- Companies are leveraging AI agents to execute multi-step tasks.
- Agents are now used for everything from email management to complex engineering.
- But researchers say agent errors are prevalent and compound the more steps they take.
Silicon Valley is brimming with optimism about AI agents.
In basic terms, the technology can solve problems, execute tasks, and grow smarter as it learns from its environment. Agents are like a virtual assistant, something most workers dream of having. They’re already using them to book flights, collect data, summarize reports, and even make decisions.
But agents are far from perfect, and not only are errors and hallucinations still commonplace, they get worse the more they’re used.
Companies are now using agents to automate elaborate, multi-step tasks. New tools have emerged to make that possible. Regie AI uses “auto-pilot sales agents” to automatically find leads, draft personalized emails, and follow up with buyers. Cognition AI makes an agent called Devin that carries out complex engineering tasks. Big Four professional services firm PwC unveiled “agent OS” a platform that makes it easier for agents to communicate with one another to execute tasks.
But the more steps an agent takes to complete a task, the more likely its error rate — the percentage of incorrect outputs — will impact the outcome. Some agent processes can have as many as 100 steps or more, according to Patronus AI, a startup that helps companies evaluate and optimize AI technology.
Patronus AI measured the risk and revenue loss caused by the mistakes of AI agents. Its findings confirm a familiar truth — with great power comes great responsibility.
"An error at any step can derail the entire task. The more steps involved, the higher the chance something goes wrong by the end," the company wrote on its blog. It built a statistical model that found that an agent with a 1% error rate per step can compound to a 63% chance of error by the 100th step.
ScaleAI growth lead Quintin Au said error rates are much higher in the wild.
"Currently, every time an AI performs an action, there's roughly a 20% chance of error (this is how LLMs work, we can't expect 100% accuracy)," he wrote in a post on LinkedIn last year. "If an agent needs to complete 5 actions to finish a task, there's only a 32% chance it gets every step right."
DeepMind CEO Demis Hassabis said at a recent event to think of error rate like "compound interest," according to Computer Weekly. By the time it works through the 5,000 steps it needs to execute a task in the real world, the probability it's correct could be random.
"In the real world, you don't have perfect information," Hassabis said at the event, according to Computer Weekly. "There's hidden information that we don't know about, so we need AI models that are able to understand the world around us."
The higher probability of failure for AI agents means that companies are at greater risk of losing their end customers.
The good news is that guardrails — filters, rules, and tools that can be used to identify and remove inaccurate content — can help mitigate error rates. Small improvements "can yield outsized reductions in error probability," Patronus AI said in its post.

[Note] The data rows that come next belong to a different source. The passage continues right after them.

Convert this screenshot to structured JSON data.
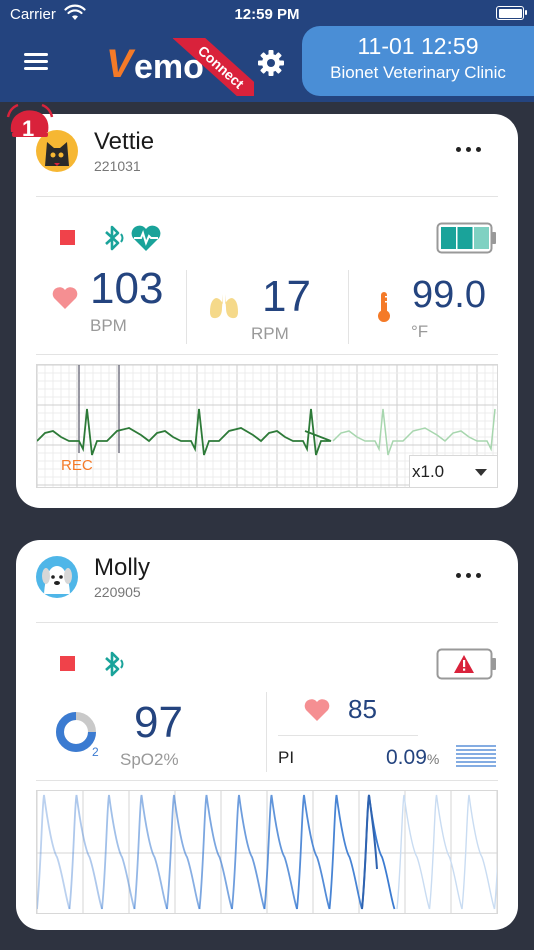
{
  "status_bar": {
    "carrier": "Carrier",
    "time": "12:59 PM"
  },
  "header": {
    "logo_v": "V",
    "logo_emo": "emo",
    "ribbon": "Connect",
    "datetime": "11-01 12:59",
    "clinic": "Bionet Veterinary Clinic"
  },
  "colors": {
    "header_bg": "#24447f",
    "accent_orange": "#f47a28",
    "stop_red": "#f0424a",
    "bt_green": "#1aa39a",
    "value_blue": "#24447f",
    "ecg_green": "#2d7a38"
  },
  "patients": [
    {
      "name": "Vettie",
      "id": "221031",
      "alarm_count": "1",
      "icons": [
        "stop-icon",
        "bluetooth-icon",
        "heart-pulse-icon",
        "battery-full-icon"
      ],
      "heart_rate": {
        "value": "103",
        "unit": "BPM"
      },
      "resp_rate": {
        "value": "17",
        "unit": "RPM"
      },
      "temperature": {
        "value": "99.0",
        "unit": "°F"
      },
      "waveform": {
        "label": "REC",
        "speed": "x1.0"
      },
      "battery_level": 1.0
    },
    {
      "name": "Molly",
      "id": "220905",
      "icons": [
        "stop-icon",
        "bluetooth-icon",
        "battery-warning-icon"
      ],
      "spo2": {
        "value": "97",
        "unit": "SpO2%"
      },
      "pulse": {
        "value": "85"
      },
      "pi": {
        "label": "PI",
        "value": "0.09",
        "unit": "%"
      }
    }
  ]
}
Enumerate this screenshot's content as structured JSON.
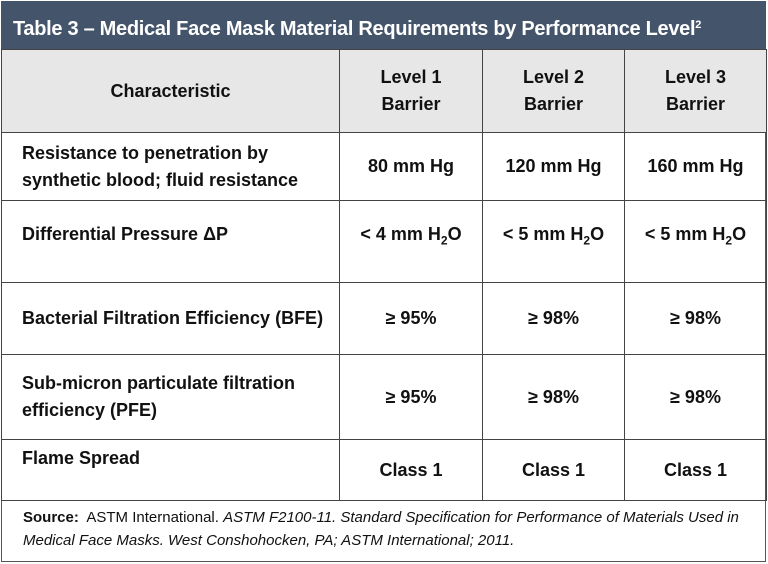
{
  "title": {
    "text": "Table 3 –  Medical Face Mask Material Requirements by Performance Level",
    "sup": "2"
  },
  "colors": {
    "title_bg": "#44546a",
    "header_bg": "#e7e7e7"
  },
  "header": {
    "characteristic": "Characteristic",
    "levels": [
      {
        "line1": "Level 1",
        "line2": "Barrier"
      },
      {
        "line1": "Level 2",
        "line2": "Barrier"
      },
      {
        "line1": "Level 3",
        "line2": "Barrier"
      }
    ]
  },
  "rows": [
    {
      "label": "Resistance to penetration by synthetic blood; fluid resistance",
      "values": [
        "80 mm  Hg",
        "120 mm Hg",
        "160 mm Hg"
      ]
    },
    {
      "label": "Differential Pressure ΔP",
      "values": [
        {
          "pre": "< 4 mm H",
          "sub": "2",
          "post": "O"
        },
        {
          "pre": "< 5 mm H",
          "sub": "2",
          "post": "O"
        },
        {
          "pre": "< 5 mm H",
          "sub": "2",
          "post": "O"
        }
      ]
    },
    {
      "label": "Bacterial Filtration Efficiency (BFE)",
      "values": [
        "≥ 95%",
        "≥ 98%",
        "≥ 98%"
      ]
    },
    {
      "label": "Sub-micron particulate filtration efficiency (PFE)",
      "values": [
        "≥ 95%",
        "≥ 98%",
        "≥ 98%"
      ]
    },
    {
      "label": "Flame Spread",
      "values": [
        "Class 1",
        "Class 1",
        "Class 1"
      ]
    }
  ],
  "source": {
    "label": "Source:",
    "plain": "ASTM International.",
    "italic": "ASTM F2100-11.  Standard Specification for Performance of Materials Used in Medical Face Masks. West Conshohocken, PA; ASTM International; 2011."
  }
}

Patronus AI CEO Anand Kannappan told BI that guardrails can be as simple as additional checks to ensure agents don't fail while they're operating. They can "prevent the agent from continuing or kind of ask the agent to retry," he said.
"That's why it's so important to measure performance carefully and holistically," Douwe Kiela, an advisor to Patronus AI and cofounder of Contextual AI, told BI in a LinkedIn message.